On August 27th, according to reports, local pension regulators are considering relaxing certain investment restrictions, including gold-backed exchange-traded funds (ETFs). Multiple government and industry sources revealed that pension fund managers met several times with senior officials from the Pension Fund Regulatory and Development Authority (PFRDA) in late July, seeking approval for pension investments in gold ETFs. Reportedly, regulators are not only studying this proposal but have already issued draft guidelines on gold investments to fund companies, soliciting feedback. This development reflects the urgent need among pension fund managers for diversified asset allocation and enhanced returns.
Pension fund managers are pushing for regulatory relaxation primarily to seek higher returns from the growing pool of retirement savings. According to sources, these funds collectively manage approximately $177 billion in assets. They are also requesting relaxed rules for Real Estate Investment Trusts (REITs) and Infrastructure Investment Trusts (InVITs). Under the current regulatory framework, gold, real estate, and infrastructure are classified as alternative assets, with each pension fund limited to a maximum 5% allocation in these categories. This allocation limit appears overly rigid in the current environment, failing to fully leverage the hedging and appreciation functions of gold and other alternative assets.
Data shows that local pension fund total assets have grown more than threefold since the pandemic, benefiting from economic expansion and increased financial system participation. Industry insiders added that fund managers have been advocating through industry associations in recent months for relaxed investment restrictions regarding securities maturity and ratings, but regulators have yet to make a final decision. A senior official from the pension regulatory authority declined to comment on this matter.
Data indicates that gold ETFs have shown particular appeal this year, with several of the largest gold ETFs - including Nippon India ETF Gold, SBI ETF Gold, and HDFC Gold ETF - posting gains of nearly 30% in 2025 to date. Currently, the pension system is primarily divided into four investment categories: equities, corporate bonds, government bonds, and alternative investment funds, with the latter including REITs, infrastructure trusts, and gold ETFs. If pension funds lift the 5% allocation restriction on gold ETFs, the gold investment sector could experience a new period of explosive growth.

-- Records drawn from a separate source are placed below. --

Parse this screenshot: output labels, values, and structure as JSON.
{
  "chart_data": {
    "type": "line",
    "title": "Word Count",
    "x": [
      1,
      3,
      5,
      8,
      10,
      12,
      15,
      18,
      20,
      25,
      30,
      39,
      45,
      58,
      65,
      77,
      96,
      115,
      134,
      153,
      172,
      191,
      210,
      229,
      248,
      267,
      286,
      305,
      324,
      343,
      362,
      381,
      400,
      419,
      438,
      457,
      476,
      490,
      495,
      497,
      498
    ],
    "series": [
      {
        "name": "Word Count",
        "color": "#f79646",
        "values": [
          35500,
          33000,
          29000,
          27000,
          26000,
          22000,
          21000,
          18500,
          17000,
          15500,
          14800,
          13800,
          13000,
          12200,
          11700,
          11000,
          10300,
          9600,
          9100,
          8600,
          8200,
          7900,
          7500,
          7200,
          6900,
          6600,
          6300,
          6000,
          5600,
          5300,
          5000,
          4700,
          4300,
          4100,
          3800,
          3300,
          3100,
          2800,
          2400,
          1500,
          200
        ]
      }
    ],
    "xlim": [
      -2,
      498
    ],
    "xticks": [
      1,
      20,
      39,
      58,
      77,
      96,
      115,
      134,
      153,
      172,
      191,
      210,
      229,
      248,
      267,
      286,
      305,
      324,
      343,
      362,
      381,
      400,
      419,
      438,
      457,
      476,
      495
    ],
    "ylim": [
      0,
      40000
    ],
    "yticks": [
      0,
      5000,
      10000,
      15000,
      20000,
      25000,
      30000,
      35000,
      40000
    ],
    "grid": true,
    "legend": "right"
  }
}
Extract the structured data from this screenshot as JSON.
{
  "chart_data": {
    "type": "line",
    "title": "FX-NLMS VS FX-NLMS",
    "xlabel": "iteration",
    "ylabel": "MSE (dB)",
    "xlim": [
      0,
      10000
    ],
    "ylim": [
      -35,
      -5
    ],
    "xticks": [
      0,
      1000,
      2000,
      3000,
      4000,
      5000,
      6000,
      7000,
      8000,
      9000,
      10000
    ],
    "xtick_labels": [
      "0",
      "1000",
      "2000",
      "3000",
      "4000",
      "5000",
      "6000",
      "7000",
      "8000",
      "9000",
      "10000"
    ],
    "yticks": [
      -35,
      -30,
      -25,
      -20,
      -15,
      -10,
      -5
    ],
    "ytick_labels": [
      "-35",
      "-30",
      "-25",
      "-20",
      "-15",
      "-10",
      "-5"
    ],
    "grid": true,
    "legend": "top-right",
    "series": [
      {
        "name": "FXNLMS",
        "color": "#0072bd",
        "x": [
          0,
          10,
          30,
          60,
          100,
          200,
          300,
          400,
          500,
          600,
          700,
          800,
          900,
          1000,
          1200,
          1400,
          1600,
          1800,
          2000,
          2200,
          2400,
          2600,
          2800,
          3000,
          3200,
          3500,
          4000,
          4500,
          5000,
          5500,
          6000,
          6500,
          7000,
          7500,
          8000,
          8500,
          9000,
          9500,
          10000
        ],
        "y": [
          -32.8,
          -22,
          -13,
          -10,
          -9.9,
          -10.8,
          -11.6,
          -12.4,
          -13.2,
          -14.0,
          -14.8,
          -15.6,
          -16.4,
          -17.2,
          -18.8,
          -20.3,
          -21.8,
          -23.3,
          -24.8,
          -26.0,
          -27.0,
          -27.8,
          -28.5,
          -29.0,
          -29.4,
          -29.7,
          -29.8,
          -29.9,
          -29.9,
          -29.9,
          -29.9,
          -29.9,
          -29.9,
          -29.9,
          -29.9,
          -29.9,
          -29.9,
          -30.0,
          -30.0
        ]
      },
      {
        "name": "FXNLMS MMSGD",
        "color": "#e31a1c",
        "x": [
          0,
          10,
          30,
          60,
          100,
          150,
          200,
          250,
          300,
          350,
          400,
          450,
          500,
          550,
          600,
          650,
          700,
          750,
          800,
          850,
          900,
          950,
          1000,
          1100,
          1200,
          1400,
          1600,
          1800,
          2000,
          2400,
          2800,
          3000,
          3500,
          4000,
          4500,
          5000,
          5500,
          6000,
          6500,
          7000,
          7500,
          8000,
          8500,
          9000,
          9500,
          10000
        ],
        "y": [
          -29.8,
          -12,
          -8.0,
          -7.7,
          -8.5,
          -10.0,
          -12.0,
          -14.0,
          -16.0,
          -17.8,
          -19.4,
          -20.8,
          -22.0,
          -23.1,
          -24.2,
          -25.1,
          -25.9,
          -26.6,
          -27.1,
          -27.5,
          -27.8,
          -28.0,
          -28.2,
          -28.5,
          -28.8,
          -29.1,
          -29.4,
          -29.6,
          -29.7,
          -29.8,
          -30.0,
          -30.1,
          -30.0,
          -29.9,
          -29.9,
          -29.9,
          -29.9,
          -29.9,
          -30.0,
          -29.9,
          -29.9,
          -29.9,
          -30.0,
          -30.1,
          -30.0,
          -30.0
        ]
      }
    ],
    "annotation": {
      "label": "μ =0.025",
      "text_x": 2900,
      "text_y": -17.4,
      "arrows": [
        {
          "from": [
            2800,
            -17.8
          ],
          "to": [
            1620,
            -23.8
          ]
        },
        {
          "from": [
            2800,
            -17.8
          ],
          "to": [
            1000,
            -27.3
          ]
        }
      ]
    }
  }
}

World Gold Council data shows that local gold ETFs experienced net inflows for the third consecutive month in July. Research head Kavita Chacko noted that global policy uncertainty and geopolitical tensions are the primary driving factors. However, July's net inflow dropped to 12.6 billion rupees (approximately $146 million), down 41% from June, though still 34% higher than the 2024 monthly average. She added that this positive trend continued through the first two weeks of August.
As of the end of July, local gold ETF total assets under management reached 676 billion rupees (approximately $7.85 billion), representing a substantial 96% year-over-year increase. Total gold holdings rose to 68 tons, with 1.2 tons added in July alone. Meanwhile, investor interest continues to intensify, with 215,000 new investment accounts added in July, bringing the total to 7.86 million, a 42% year-over-year increase. Additionally, one new gold ETF was launched in July, bringing the number of listed gold ETFs in the market to 21.
The allocation demand from pension funds for gold ETFs continues to strengthen, reflecting both investors' long-term confidence in gold and demonstrating that in a complex and volatile market environment, gold remains an indispensable stabilizer in asset portfolios. Should regulators further relax restrictions in the future, the growth potential for gold ETFs will far exceed current expectations.